Decidí que también la segunda novela debía centrarse en una
investigación sui géneris: si el primer caso se basaba en esencia en
un delito de imagen, el segundo iba a centrarse en la memoria, en un
crimen sucedido muchísimos años antes y ya prescrito. Con la publicación
de aquella segunda novela, El perro de terracota, en
1996, daba definitivamente por concluida mi incursión en el campo de la
narrativa policíaca. No obstante, y por motivos que aún hoy me resultan
inexplicables, el personaje cosechó un gran éxito.

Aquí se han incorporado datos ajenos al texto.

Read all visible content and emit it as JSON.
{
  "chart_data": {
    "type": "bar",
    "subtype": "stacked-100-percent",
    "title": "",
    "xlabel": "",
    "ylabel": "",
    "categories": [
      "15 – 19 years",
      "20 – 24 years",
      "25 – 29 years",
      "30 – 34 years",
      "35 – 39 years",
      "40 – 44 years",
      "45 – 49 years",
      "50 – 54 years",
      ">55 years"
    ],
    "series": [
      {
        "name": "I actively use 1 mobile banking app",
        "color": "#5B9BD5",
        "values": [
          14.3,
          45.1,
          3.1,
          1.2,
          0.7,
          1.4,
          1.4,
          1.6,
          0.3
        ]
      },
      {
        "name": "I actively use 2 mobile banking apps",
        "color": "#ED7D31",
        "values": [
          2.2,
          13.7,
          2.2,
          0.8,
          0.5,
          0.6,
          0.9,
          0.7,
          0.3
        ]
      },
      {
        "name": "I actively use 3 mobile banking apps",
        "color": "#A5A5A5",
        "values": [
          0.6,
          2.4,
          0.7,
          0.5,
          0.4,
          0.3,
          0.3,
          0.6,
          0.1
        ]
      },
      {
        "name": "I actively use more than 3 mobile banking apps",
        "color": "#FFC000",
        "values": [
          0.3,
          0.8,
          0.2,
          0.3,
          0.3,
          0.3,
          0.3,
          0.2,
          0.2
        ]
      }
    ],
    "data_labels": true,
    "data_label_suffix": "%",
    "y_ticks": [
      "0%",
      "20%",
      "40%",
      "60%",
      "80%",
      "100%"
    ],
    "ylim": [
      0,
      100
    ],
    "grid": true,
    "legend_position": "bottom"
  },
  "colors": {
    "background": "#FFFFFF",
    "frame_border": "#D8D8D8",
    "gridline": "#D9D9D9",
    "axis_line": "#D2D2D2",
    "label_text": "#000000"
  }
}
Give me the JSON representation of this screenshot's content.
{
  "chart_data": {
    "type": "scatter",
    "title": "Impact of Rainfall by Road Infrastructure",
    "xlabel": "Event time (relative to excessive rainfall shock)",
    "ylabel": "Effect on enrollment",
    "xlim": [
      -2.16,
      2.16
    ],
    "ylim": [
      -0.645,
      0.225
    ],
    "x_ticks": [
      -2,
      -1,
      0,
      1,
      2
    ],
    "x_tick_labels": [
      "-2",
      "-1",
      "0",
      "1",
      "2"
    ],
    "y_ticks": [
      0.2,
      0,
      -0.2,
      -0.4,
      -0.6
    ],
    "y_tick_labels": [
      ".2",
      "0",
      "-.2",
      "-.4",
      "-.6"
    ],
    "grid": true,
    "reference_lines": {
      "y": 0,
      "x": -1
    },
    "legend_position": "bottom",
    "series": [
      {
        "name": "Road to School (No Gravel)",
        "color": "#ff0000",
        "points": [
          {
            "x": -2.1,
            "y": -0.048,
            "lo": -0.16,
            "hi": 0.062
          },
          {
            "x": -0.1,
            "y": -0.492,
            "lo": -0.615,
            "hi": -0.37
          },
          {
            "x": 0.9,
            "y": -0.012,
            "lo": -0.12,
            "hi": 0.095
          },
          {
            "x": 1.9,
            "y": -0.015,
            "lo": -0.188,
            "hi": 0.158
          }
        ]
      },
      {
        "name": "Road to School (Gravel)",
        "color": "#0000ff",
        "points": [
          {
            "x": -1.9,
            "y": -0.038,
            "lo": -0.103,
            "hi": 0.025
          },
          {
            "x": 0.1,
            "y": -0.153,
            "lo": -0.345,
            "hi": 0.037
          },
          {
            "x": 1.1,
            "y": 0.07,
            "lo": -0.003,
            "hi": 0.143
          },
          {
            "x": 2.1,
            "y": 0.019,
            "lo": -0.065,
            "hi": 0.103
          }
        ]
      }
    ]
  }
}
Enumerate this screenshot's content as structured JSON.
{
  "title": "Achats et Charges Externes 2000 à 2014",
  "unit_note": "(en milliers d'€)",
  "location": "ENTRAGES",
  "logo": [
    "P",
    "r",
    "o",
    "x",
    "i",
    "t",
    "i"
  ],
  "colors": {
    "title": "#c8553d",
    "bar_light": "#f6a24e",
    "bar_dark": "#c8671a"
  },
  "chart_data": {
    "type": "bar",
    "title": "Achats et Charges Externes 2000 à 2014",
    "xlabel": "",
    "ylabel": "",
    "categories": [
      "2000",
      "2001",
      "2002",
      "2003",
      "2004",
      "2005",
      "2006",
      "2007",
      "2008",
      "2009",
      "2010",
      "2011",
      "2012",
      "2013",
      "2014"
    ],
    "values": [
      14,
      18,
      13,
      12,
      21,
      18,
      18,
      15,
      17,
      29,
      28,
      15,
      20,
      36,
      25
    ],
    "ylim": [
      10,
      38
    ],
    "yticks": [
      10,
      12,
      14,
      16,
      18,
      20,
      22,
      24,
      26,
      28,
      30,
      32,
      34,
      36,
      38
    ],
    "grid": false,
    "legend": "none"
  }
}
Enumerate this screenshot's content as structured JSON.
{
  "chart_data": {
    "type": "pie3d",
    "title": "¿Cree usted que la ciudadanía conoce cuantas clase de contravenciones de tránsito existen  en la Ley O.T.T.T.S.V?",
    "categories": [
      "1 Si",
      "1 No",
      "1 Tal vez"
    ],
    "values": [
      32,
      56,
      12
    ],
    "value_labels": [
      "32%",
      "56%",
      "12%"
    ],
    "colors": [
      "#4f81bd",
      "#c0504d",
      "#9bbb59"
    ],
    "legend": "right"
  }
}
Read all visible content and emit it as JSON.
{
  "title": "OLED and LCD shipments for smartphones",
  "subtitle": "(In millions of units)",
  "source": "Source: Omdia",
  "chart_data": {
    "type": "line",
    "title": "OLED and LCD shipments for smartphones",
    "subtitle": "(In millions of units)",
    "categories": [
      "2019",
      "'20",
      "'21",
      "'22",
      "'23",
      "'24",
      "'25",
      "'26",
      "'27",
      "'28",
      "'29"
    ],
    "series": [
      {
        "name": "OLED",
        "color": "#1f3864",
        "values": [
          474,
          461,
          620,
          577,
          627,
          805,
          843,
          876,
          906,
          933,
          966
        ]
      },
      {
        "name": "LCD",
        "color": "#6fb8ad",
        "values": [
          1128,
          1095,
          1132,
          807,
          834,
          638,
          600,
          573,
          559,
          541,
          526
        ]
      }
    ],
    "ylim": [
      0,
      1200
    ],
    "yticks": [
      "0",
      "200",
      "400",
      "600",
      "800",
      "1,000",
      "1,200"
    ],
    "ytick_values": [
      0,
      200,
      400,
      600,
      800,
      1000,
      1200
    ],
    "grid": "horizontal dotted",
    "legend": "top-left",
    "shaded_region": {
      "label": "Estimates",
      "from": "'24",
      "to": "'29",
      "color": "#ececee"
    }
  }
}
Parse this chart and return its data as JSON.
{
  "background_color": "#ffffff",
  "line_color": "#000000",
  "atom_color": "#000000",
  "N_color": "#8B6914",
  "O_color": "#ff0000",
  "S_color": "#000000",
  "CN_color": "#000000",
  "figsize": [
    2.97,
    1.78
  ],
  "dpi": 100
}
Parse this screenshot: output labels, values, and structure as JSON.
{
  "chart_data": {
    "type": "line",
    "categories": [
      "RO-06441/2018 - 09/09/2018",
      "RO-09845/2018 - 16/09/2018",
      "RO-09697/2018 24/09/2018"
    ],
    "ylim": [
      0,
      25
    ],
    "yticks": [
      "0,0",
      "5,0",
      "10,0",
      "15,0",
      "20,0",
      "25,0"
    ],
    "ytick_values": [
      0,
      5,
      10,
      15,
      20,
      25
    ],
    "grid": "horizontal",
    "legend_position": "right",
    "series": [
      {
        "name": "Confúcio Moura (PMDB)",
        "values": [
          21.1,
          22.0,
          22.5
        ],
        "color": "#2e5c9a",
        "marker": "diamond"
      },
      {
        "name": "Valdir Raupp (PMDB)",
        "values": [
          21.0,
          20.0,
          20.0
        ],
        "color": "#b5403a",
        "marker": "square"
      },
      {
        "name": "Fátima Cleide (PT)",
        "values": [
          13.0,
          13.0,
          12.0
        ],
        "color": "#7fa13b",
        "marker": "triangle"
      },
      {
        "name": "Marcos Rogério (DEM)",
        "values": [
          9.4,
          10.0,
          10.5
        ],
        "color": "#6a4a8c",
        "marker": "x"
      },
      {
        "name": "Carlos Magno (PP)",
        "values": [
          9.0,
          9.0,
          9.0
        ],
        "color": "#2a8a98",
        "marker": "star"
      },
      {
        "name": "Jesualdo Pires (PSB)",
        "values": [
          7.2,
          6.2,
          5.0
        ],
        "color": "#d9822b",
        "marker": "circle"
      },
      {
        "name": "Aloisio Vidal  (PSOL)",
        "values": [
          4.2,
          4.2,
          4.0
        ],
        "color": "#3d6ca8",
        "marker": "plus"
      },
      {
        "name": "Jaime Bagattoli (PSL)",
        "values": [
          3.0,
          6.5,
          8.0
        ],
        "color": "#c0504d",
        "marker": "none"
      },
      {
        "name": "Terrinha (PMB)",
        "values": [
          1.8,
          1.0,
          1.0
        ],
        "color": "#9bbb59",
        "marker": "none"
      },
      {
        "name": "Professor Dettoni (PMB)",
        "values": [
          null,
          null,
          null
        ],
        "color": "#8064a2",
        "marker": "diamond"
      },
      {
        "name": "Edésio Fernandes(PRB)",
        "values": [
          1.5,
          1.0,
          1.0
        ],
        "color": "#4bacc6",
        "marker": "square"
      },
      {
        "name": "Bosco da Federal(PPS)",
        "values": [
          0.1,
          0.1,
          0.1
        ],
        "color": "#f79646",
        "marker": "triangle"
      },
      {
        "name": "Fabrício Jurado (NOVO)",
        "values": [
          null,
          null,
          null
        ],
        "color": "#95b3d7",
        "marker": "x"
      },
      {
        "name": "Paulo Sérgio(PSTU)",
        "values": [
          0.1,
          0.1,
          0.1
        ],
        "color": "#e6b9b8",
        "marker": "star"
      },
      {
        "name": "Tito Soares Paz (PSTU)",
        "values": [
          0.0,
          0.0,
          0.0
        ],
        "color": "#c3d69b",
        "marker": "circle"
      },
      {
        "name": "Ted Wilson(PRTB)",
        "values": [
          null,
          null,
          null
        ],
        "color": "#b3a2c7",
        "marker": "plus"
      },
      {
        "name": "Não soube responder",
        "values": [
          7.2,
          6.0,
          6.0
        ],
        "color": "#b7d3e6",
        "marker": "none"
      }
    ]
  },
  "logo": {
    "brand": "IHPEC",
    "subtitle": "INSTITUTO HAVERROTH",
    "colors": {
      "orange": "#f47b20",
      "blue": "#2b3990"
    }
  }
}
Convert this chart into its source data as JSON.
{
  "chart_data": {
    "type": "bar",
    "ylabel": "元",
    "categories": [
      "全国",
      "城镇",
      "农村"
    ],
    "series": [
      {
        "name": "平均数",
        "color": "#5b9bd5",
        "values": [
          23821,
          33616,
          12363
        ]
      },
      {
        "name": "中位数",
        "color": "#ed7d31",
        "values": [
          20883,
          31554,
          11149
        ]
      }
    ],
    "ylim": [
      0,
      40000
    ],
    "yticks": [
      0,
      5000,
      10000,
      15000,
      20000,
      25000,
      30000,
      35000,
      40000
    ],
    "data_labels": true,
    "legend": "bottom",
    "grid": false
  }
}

Y no sólo eso: su
éxito sirvió de acicate para mis obras anteriores, hasta el punto de que
la editorial Sellerio tuvo que reeditarlas.
Empecé a recibir decenas, centenares de cartas que me invitaban, más o
menos perentoriamente, a seguir escribiendo sobre Salvo Montalbano.
También es cierto que el personaje no necesitaba el respaldo de los
lectores para hincharme las narices constantemente. Empezó a
aparecérseme incluso cuando menos convenía, apremiante. Había
leído que determinados autores decían estar obsesionados con algunos de
sus personajes y lo había achacado a una afectación literaria.
Sin embargo, constaté que aquello podía suceder de verdad. Acabé en
la absurda tesitura de sólo poder pensar en una novela 'histórica' con
la condición de pensar al mismo tiempo en un nuevo caso de Montalbano.
De otro modo no podía seguir adelante.
Y así me vi 'obligado' a escribir, y además con cierta urgencia, la
tercera novela, El ladrón de meriendas, en la que favorecí un aspecto
del comisario completamente personal.
Una vez más, me hice ilusiones de haber puesto punto final. La verdad
es que no me apetecía ser escritor de novela negra, y menos de una
serie con un mismo personaje.
Sin embargo, fue como echar gasolina al fuego.